The project personnel were quick to highlight the importance of statewide collaboration and teamwork, and to commend the project’s partners. Personnel from C-PAN, GeoMARC and ISU will be responsible for creating training resources to be used in workshops, classrooms and digital badging programs, in addition to hosting workshops, teaching courses in support of the digital badging program, and mentoring participants. Involved community colleges will help identify needed resources, pilot those resources, and provide feedback on what is most helpful to students.
The OSEO will coordinate the new digital badging program while working with industry partners to ensure that courses are reflective of current and foreseeable workforce training needs. Workforce partners will also assist in coordinating efforts to provide this curriculum to high school students throughout the region while promoting and recruiting a diverse workforce population.
“All of us PIs either came from rural America or have strong ties to the agricultural community,” Butts-Wilmsmeyer added. “We are where we are today largely because of the support of that community. This gives us a chance to give back and to provide those in multiple walks of life with easy access to training in cutting-edge, highly marketable skillsets in data science and remote sensing.”

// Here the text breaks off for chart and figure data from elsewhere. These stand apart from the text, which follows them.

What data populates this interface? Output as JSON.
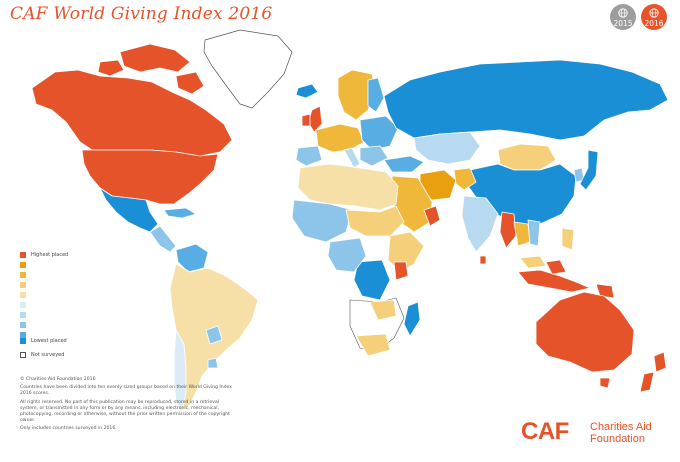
{
  "title": "CAF World Giving Index 2016",
  "year_toggle": {
    "option_2015": "2015",
    "option_2016": "2016"
  },
  "legend": {
    "highest": "Highest placed",
    "lowest": "Lowest placed",
    "not_surveyed": "Not surveyed",
    "colors": [
      "#e5532a",
      "#e8a010",
      "#f0b83a",
      "#f5cf7a",
      "#f6e0a8",
      "#dcecf7",
      "#b8daf1",
      "#8cc4ea",
      "#58aee2",
      "#1a8fd6"
    ]
  },
  "notes": {
    "copyright": "© Charities Aid Foundation 2016",
    "method": "Countries have been divided into ten evenly sized groups based on their World Giving Index 2016 scores.",
    "rights": "All rights reserved. No part of this publication may be reproduced, stored in a retrieval system, or transmitted in any form or by any means, including electronic, mechanical, photocopying, recording or otherwise, without the prior written permission of the copyright owner.",
    "footnote": "Only includes countries surveyed in 2016."
  },
  "brand": {
    "logo": "CAF",
    "name_line1": "Charities Aid",
    "name_line2": "Foundation"
  }
}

C-PAN and GeoMARC are housed within SIUE’s Graduate School. By preparing the next generation of leaders in a knowledge-based economy, SIUE’s Graduate School fulfills the region’s demand for highly trained professionals. Graduate program offerings include arts and sciences, business, education, engineering, nursing and interdisciplinary opportunities. SIUE professors provide students with a unique integration of theoretical education and hands-on research experiences. Students can obtain graduate certificates or pursue master’s degrees, and be part of a supportive learning and rich intellectual environment that is tailored to the needs of adult learners. The Graduate School’s Office of Research and Projects supports and raises the visibility of research and creative activity at SIUE, which ranks highest among its Illinois Board of Higher Education peers in total research and development expenditures according to the National Science Foundation’s Higher Education Research and Development Survey.
This work is supported by grant number 2021-67037-34171.